I tumble and fall. I should not be angry. Nyssa is rough in sparring practices - because that's the way she is. The way I want it to be. No sense coddling. But when she hits me hard, my head spins. I see something else. Tephrike. The camp. Jedi. I lash out. A savage scream comes from my throat and an onslaught to match it. Before I know what I'm doing, telekinetic fire sweeps from me and propels her across the room, slamming her into the wall. By the time I come back, she is on the other side, bruised and rolling on the ground to put out a small fire.
I hasten to her. "Nyssa!"
"We said no magic. That's cheating," she grunts, tearing off her ashen robe. "Maybe I'll make a proper Sith Lady out of you, after all." I do not appreciate her jokes.
"You alright?"
"No drama. You hit harder when you blew up my hand."
"I didn't mean..." Sorry, for a moment I had a bad flashback to being in the camps because I'm too weak? Because that's the truth.
"Don't apologise," she cuts me off. "Work on your technique. You can kick my arse with the Force, that's fact. Get better with the blade and you won't need it all the time."
"I could look at your wounds."
"Elpsis, it's fine. Drop it. Call it quits for today."
"Yeah, ok."
"You did better than last time. Give it time and you could be decent at Soresu."

"I will be a lot more than passable." Failure is not an option. A different thought pops into my head. "Nyssa, there's something I'd like to ask you."
There is a gleam in her aura. "How to punish that Jedi who tortured you and stood by while you suffered and who you have not killed yet for some reason?"
"No," my tone brokers no contradiction.
"Because I have some ideas. Back where I come from we had this execution method that involves ash.."
"We've been over this. My decision is final. Diona's fate is mine alone to decide."

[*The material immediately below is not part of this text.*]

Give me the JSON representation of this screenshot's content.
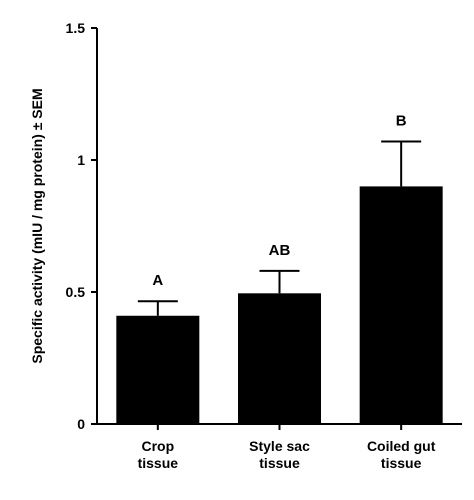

"Fine, whatever. Do your it's too merciful to let her die thing. What do you want then?"

"Way back, after we first met, you said I might have the gift for Sith magic."
She pauses. "Yes, I did. I recall you getting angry and saying you wanted nothing to do with the dark arts."

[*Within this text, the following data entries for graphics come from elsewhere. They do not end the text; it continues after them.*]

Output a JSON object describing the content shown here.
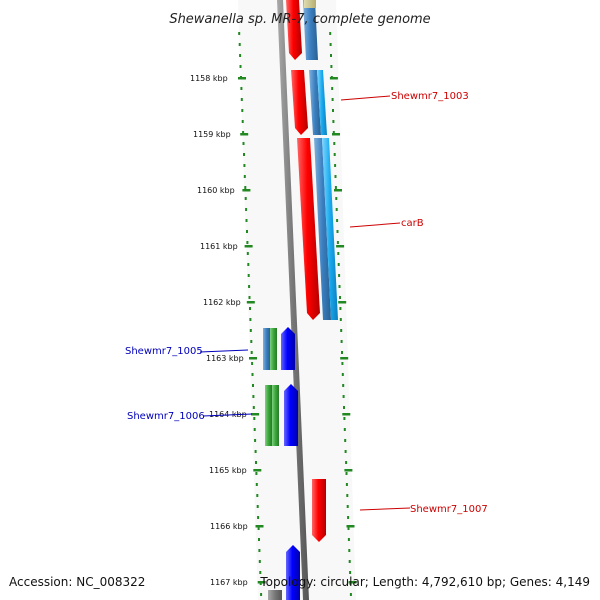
{
  "title": "Shewanella sp. MR-7, complete genome",
  "ticks": [
    "1158 kbp",
    "1159 kbp",
    "1160 kbp",
    "1161 kbp",
    "1162 kbp",
    "1163 kbp",
    "1164 kbp",
    "1165 kbp",
    "1166 kbp",
    "1167 kbp"
  ],
  "gene_labels": [
    {
      "name": "Shewmr7_1003",
      "strand": "forward",
      "color": "#cc0000"
    },
    {
      "name": "carB",
      "strand": "forward",
      "color": "#cc0000"
    },
    {
      "name": "Shewmr7_1005",
      "strand": "reverse",
      "color": "#0000bb"
    },
    {
      "name": "Shewmr7_1006",
      "strand": "reverse",
      "color": "#0000bb"
    },
    {
      "name": "Shewmr7_1007",
      "strand": "forward",
      "color": "#cc0000"
    }
  ],
  "colors": {
    "forward_gene": "#ff0000",
    "reverse_gene": "#0000ff",
    "forward_feature": "#3a7fc0",
    "forward_feature_alt": "#1aa9ee",
    "reverse_feature": "#3aa63a",
    "tick_color": "#228822",
    "backbone": "#777777"
  },
  "footer": {
    "accession": "Accession: NC_008322",
    "summary": "Topology: circular; Length: 4,792,610 bp; Genes: 4,149"
  }
}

"I didn't. That was before a bunch of Jedi put me through hell. I've realised one thing: the piece of chit who calls himself my father was a monster because of the choices he made. He was evil. I am not. Light, Dark, I don't believe it. I believe in the Force and the Lifeweb. And I want to be ready - for anything that comes." Including him, if his spirit ever gets out of hell.

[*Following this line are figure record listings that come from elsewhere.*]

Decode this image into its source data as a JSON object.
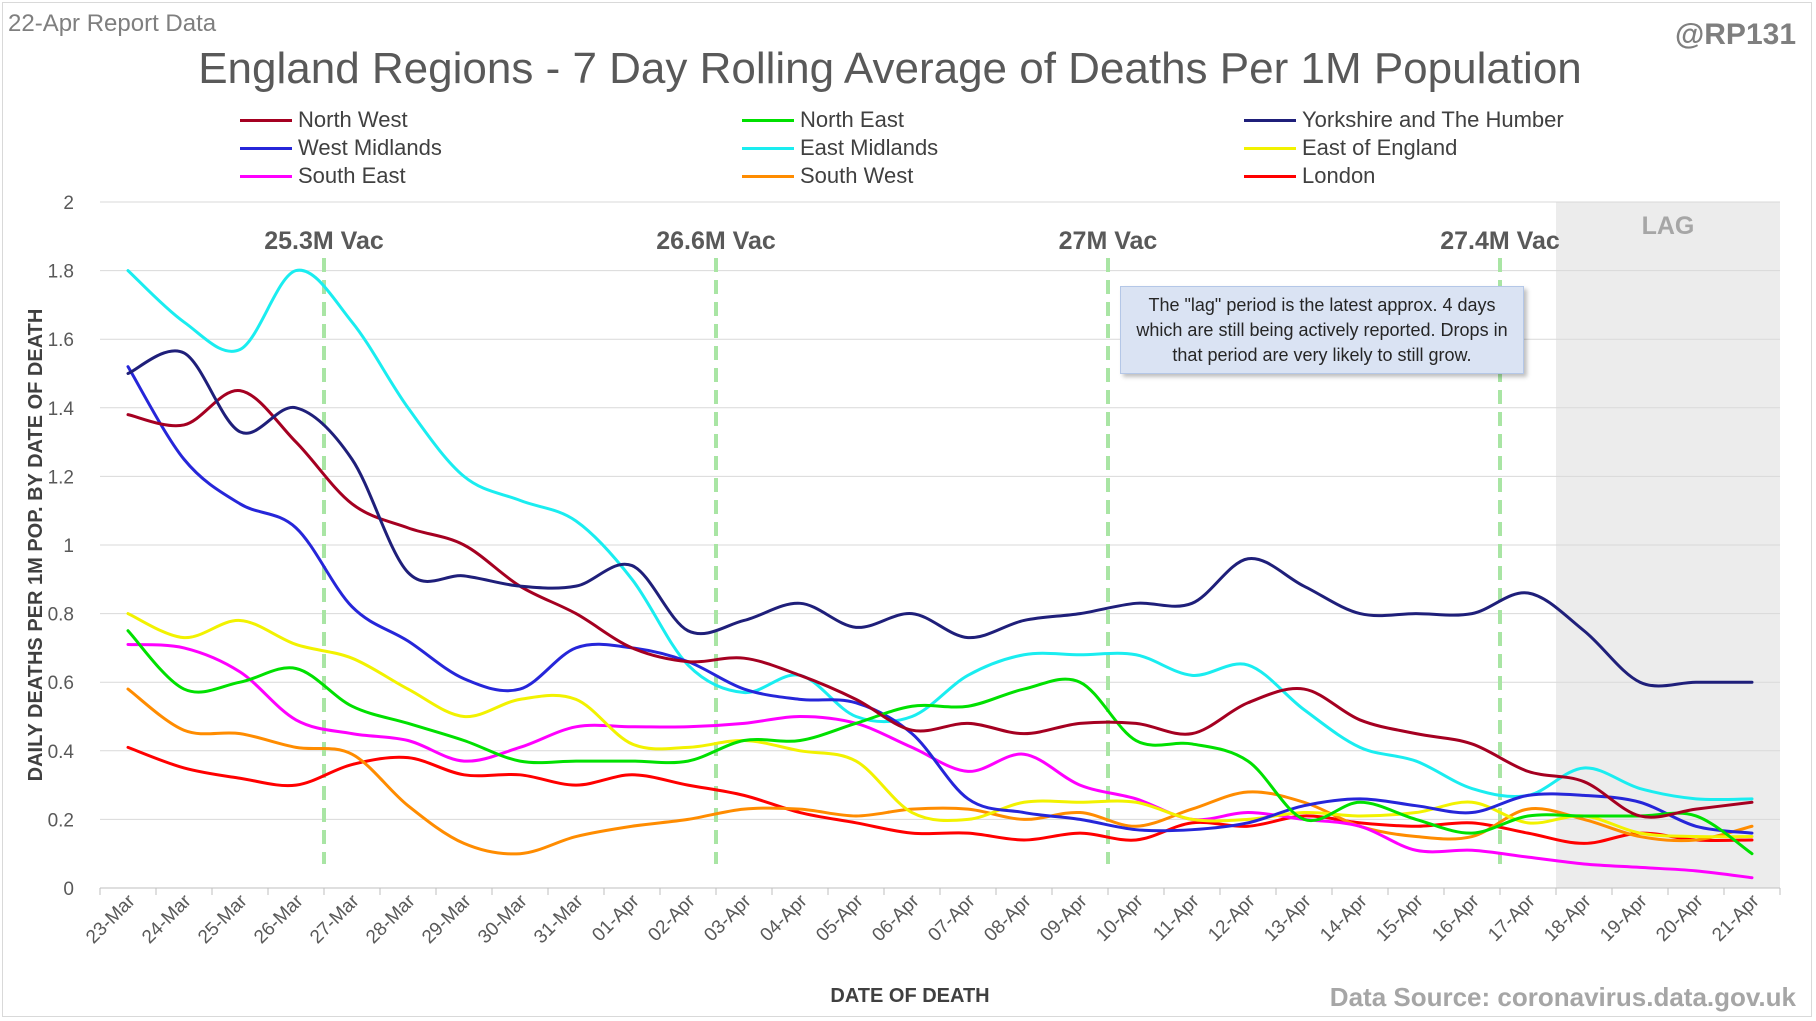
{
  "report_label": "22-Apr Report Data",
  "handle": "@RP131",
  "source": "Data Source: coronavirus.data.gov.uk",
  "note": "The \"lag\" period is the latest approx. 4 days which are still being actively reported.  Drops in that period are very likely to still grow.",
  "chart_data": {
    "type": "line",
    "title": "England Regions - 7 Day Rolling Average of Deaths Per 1M Population",
    "xlabel": "DATE OF DEATH",
    "ylabel": "DAILY DEATHS PER 1M POP. BY DATE OF DEATH",
    "ylim": [
      0,
      2
    ],
    "yticks": [
      0,
      0.2,
      0.4,
      0.6,
      0.8,
      1,
      1.2,
      1.4,
      1.6,
      1.8,
      2
    ],
    "ytick_labels": [
      "0",
      "0.2",
      "0.4",
      "0.6",
      "0.8",
      "1",
      "1.2",
      "1.4",
      "1.6",
      "1.8",
      "2"
    ],
    "grid": true,
    "legend": "top",
    "x": [
      "23-Mar",
      "24-Mar",
      "25-Mar",
      "26-Mar",
      "27-Mar",
      "28-Mar",
      "29-Mar",
      "30-Mar",
      "31-Mar",
      "01-Apr",
      "02-Apr",
      "03-Apr",
      "04-Apr",
      "05-Apr",
      "06-Apr",
      "07-Apr",
      "08-Apr",
      "09-Apr",
      "10-Apr",
      "11-Apr",
      "12-Apr",
      "13-Apr",
      "14-Apr",
      "15-Apr",
      "16-Apr",
      "17-Apr",
      "18-Apr",
      "19-Apr",
      "20-Apr",
      "21-Apr"
    ],
    "lag_region": {
      "from": "18-Apr",
      "label": "LAG"
    },
    "vaccine_markers": [
      {
        "label": "25.3M Vac",
        "position": 3.5
      },
      {
        "label": "26.6M Vac",
        "position": 10.5
      },
      {
        "label": "27M Vac",
        "position": 17.5
      },
      {
        "label": "27.4M Vac",
        "position": 24.5
      }
    ],
    "series": [
      {
        "name": "North West",
        "color": "#a50021",
        "values": [
          1.38,
          1.35,
          1.45,
          1.3,
          1.12,
          1.05,
          1.0,
          0.88,
          0.8,
          0.7,
          0.66,
          0.67,
          0.62,
          0.55,
          0.46,
          0.48,
          0.45,
          0.48,
          0.48,
          0.45,
          0.54,
          0.58,
          0.49,
          0.45,
          0.42,
          0.34,
          0.31,
          0.21,
          0.23,
          0.25
        ]
      },
      {
        "name": "North East",
        "color": "#00e000",
        "values": [
          0.75,
          0.58,
          0.6,
          0.64,
          0.53,
          0.48,
          0.43,
          0.37,
          0.37,
          0.37,
          0.37,
          0.43,
          0.43,
          0.48,
          0.53,
          0.53,
          0.58,
          0.6,
          0.43,
          0.42,
          0.37,
          0.2,
          0.25,
          0.2,
          0.16,
          0.21,
          0.21,
          0.21,
          0.21,
          0.1
        ]
      },
      {
        "name": "Yorkshire and The Humber",
        "color": "#1f1f7a",
        "values": [
          1.5,
          1.56,
          1.33,
          1.4,
          1.25,
          0.92,
          0.91,
          0.88,
          0.88,
          0.94,
          0.75,
          0.78,
          0.83,
          0.76,
          0.8,
          0.73,
          0.78,
          0.8,
          0.83,
          0.83,
          0.96,
          0.88,
          0.8,
          0.8,
          0.8,
          0.86,
          0.75,
          0.6,
          0.6,
          0.6
        ]
      },
      {
        "name": "West Midlands",
        "color": "#2626d9",
        "values": [
          1.52,
          1.25,
          1.12,
          1.05,
          0.82,
          0.72,
          0.61,
          0.58,
          0.7,
          0.7,
          0.66,
          0.58,
          0.55,
          0.54,
          0.45,
          0.26,
          0.22,
          0.2,
          0.17,
          0.17,
          0.19,
          0.24,
          0.26,
          0.24,
          0.22,
          0.27,
          0.27,
          0.25,
          0.18,
          0.16
        ]
      },
      {
        "name": "East Midlands",
        "color": "#1aedf0",
        "values": [
          1.8,
          1.65,
          1.57,
          1.8,
          1.65,
          1.4,
          1.2,
          1.13,
          1.07,
          0.9,
          0.65,
          0.57,
          0.62,
          0.5,
          0.5,
          0.62,
          0.68,
          0.68,
          0.68,
          0.62,
          0.65,
          0.52,
          0.41,
          0.37,
          0.29,
          0.27,
          0.35,
          0.29,
          0.26,
          0.26
        ]
      },
      {
        "name": "East of England",
        "color": "#f2f200",
        "values": [
          0.8,
          0.73,
          0.78,
          0.71,
          0.67,
          0.58,
          0.5,
          0.55,
          0.55,
          0.42,
          0.41,
          0.43,
          0.4,
          0.37,
          0.22,
          0.2,
          0.25,
          0.25,
          0.25,
          0.2,
          0.2,
          0.22,
          0.21,
          0.22,
          0.25,
          0.19,
          0.21,
          0.16,
          0.15,
          0.15
        ]
      },
      {
        "name": "South East",
        "color": "#ff00ff",
        "values": [
          0.71,
          0.7,
          0.63,
          0.49,
          0.45,
          0.43,
          0.37,
          0.41,
          0.47,
          0.47,
          0.47,
          0.48,
          0.5,
          0.48,
          0.41,
          0.34,
          0.39,
          0.3,
          0.26,
          0.2,
          0.22,
          0.2,
          0.18,
          0.11,
          0.11,
          0.09,
          0.07,
          0.06,
          0.05,
          0.03
        ]
      },
      {
        "name": "South West",
        "color": "#ff8c00",
        "values": [
          0.58,
          0.46,
          0.45,
          0.41,
          0.39,
          0.24,
          0.13,
          0.1,
          0.15,
          0.18,
          0.2,
          0.23,
          0.23,
          0.21,
          0.23,
          0.23,
          0.2,
          0.22,
          0.18,
          0.23,
          0.28,
          0.25,
          0.18,
          0.15,
          0.15,
          0.23,
          0.2,
          0.15,
          0.14,
          0.18
        ]
      },
      {
        "name": "London",
        "color": "#ff0000",
        "values": [
          0.41,
          0.35,
          0.32,
          0.3,
          0.36,
          0.38,
          0.33,
          0.33,
          0.3,
          0.33,
          0.3,
          0.27,
          0.22,
          0.19,
          0.16,
          0.16,
          0.14,
          0.16,
          0.14,
          0.19,
          0.18,
          0.21,
          0.19,
          0.18,
          0.19,
          0.16,
          0.13,
          0.16,
          0.14,
          0.14
        ]
      }
    ]
  }
}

"Well, I know the basics of it. Ghanima was the Sith sorceress of the family...and she probably hates my guts, if she's even still alive." For a moment there is a flicker in her aura. It feels like...regret, but then it is gone within the blink of an eye. "You know, your mother's Xio fan club can probably teach you more. Not as well as a Pureblood, of course, but still."
"I don't trust mother's fan club. I trust you."
"I will teach you everything I know then. Under one condition: get some frakking rest."
"I'm fine."
"The hell you are. You look like chit."
"I am the judge of that. And I don't want or need anyone to coddle me." My voice gets sharp. "Same time tomorrow. We'll start with sabres, then move to sorcery."